Peter shrugs, a lightness to him again. “You know me.”
“No.” I shake my head, and I tell myself that I’m not even remotely unnerved by how quickly the tides of him can change. Because the ocean changes quickly too, and it’s fine and safe and people hardly ever die in it.
“I don’t,” I tell him. “Not really.”
“Yes, you do!” He sighs. “I love the sun and flying and treasure and adventure and—”
“That’s not who you are. That’s what you love.”
Peter gives me a look like I’m stupid. “We are what we love, girl.”
“I love rocks and the earth and learning, but I’m not those things!”
“Well, I love danger and I love freedom, but try to tell me for a second that I’m not those.” He lifts an eyebrow, daring me.
I nod and my shoulders slump, because I’m tired and he’s right. He is.

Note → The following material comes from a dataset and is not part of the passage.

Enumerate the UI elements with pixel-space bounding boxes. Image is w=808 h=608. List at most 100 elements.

“You are those things,” I concede.
He nudges me with his elbow. “The good kind of dangerous…”
“Yes.” I nod. Even though I’m not entirely sure.
He sighs, looking at his hands. “I shouldn’t have stormed at you.”
I stare over at him, taken aback. “Was that you?”
I had wondered.
“Yes,” he says, staring at his hands.
My face lightens up a bit. Maybe it shouldn’t, but awe happens without your permission most of the time. “How do you do it?”
“I don’t know. Just happens.” He shrugs. “Sometimes when I think about you, the sky turns pink.”
My eyes go round.* “Really?”
He shrugs again. “The first time we kissed, there was a meteor shower that night after.”
“Why didn’t you tell me?”
He shrugs.
“Felt dumb.” He flashes me a smile as he looks away.
I duck so our eyes catch. “Peter, how could that possibly feel dumb?”
“I don’t know how I got here.” he says rather suddenly, and his brows bend in the middle in a way that makes my heart’s knees bend. “Or where I came from or who my parents are. They just didn’t want me or to know me, because I’m here, and that’s all I know.”
“Oh,” I say, wishing we didn’t have that in common. It’s an awful club to belong to.
“The fairies raised me though,” he says, catching my eye. “Together with the land. I think that’s why it happens. The land’s my friend.”
I reach for his hand, and he lets me take it now. “It listens to you?”